Anonymous wrote:291 billion a year in federal, state and local taxpayer dollars to support social welfare.
http://www.usgovernmentspending.com/us_welfare_spending_40.html
How much a year for corporate welfare? Is social welfare really dwarfed by corporate welfare? Or are they both a big expense?
According to this article from the Federalist (note, source with an agenda, so take it with a grain of salt) -
http://thefederalist.com/2013/09/30/calculating-the-real-cost-of-corporate-welfare/
1) The Cato Institute estimates that the U.S. federal government spends $100 billion a year on direct subsidies and grants to US companies.
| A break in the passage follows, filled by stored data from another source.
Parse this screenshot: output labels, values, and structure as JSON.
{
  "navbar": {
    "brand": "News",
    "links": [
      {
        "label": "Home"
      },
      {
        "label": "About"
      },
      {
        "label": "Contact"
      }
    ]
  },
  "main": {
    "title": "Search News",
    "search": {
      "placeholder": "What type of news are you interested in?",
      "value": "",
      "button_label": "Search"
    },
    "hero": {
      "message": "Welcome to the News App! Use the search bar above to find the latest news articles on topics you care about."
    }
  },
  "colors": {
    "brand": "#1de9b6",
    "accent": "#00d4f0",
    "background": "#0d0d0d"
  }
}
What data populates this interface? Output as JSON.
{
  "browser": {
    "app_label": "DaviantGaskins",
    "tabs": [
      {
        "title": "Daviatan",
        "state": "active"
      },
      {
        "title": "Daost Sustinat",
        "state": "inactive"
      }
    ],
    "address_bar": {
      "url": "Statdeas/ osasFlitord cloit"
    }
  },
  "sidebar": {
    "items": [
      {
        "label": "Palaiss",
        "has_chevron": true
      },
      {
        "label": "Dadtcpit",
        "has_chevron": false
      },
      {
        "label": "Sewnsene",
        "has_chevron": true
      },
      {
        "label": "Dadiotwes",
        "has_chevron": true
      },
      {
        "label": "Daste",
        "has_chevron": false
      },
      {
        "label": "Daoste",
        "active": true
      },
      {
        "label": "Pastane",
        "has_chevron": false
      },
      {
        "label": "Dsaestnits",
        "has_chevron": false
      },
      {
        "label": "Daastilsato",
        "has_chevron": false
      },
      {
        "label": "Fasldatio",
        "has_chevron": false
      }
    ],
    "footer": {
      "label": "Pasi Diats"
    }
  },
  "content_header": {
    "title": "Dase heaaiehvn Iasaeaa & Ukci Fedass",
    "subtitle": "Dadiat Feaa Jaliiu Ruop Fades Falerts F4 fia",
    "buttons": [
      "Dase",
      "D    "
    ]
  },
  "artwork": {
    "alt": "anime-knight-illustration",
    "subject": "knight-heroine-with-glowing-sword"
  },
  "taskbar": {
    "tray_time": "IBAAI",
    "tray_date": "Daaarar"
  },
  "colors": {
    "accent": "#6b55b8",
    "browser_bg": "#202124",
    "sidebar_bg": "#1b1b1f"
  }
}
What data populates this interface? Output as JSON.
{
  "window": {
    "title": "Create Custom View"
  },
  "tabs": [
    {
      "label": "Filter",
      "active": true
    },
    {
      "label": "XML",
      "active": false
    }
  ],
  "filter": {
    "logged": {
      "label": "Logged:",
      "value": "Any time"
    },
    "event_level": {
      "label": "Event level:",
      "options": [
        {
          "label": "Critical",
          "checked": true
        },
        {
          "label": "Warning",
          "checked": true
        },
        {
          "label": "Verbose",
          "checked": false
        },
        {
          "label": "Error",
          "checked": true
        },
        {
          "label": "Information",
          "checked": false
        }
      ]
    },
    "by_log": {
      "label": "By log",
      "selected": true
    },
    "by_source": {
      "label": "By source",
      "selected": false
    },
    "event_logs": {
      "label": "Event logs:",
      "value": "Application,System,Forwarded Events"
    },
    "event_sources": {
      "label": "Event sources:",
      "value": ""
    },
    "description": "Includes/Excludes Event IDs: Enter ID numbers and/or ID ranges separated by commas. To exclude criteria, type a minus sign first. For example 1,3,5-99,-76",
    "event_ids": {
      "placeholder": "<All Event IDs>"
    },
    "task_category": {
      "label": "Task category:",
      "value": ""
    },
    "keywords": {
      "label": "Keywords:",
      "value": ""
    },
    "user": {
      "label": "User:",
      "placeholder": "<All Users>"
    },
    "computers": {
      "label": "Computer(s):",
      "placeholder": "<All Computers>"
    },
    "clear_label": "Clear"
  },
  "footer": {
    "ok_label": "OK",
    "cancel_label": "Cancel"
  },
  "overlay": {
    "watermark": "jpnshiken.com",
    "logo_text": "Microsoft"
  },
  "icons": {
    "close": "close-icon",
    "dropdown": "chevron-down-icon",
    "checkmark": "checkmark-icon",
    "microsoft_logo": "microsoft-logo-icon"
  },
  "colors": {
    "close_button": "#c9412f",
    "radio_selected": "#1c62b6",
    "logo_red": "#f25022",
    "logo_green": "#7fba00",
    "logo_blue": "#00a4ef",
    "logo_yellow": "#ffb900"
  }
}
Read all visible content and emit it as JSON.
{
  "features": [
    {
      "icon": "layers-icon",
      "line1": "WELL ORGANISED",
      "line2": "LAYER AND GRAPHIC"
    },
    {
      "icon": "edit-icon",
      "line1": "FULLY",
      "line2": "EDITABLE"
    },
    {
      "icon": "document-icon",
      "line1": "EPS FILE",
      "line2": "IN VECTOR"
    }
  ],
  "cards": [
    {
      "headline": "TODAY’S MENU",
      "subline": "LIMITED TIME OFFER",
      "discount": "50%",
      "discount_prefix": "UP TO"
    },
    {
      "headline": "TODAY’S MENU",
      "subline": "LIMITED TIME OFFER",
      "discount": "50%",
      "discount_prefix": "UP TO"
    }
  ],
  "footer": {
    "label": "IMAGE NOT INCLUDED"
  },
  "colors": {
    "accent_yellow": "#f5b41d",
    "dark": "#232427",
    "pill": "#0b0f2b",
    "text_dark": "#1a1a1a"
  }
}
2) A New York Times investigation found that states, counties and cities give up over $80 billion each year to companies for business incentives at the State, County, and City levels.
3) The Tax Foundation has concluded that ‘special tax provisions’ cost taxpayers over $100 billion per year. Corporate benefits include items such as Graduated Corporate Income, Inventory Property Sales, Research and Experimentation Tax Credit, Accelerated Depreciation, and Deferred taxes.
(The article is a response to an article from the liberal group Common Dreams. The Federalist author discounts some additional items that Common Dreams cites as "corporate welfare" and then goes on to list some of his own pet peeves. The three points about are what they both agree on.)
So that adds to about $280M, which is about the same as the social welfare budget.
But we're not talking about the whole thing. We're talking about whether mothers should be prevented from having additional children while on welfare - so a very, very small slice of that $290M pie.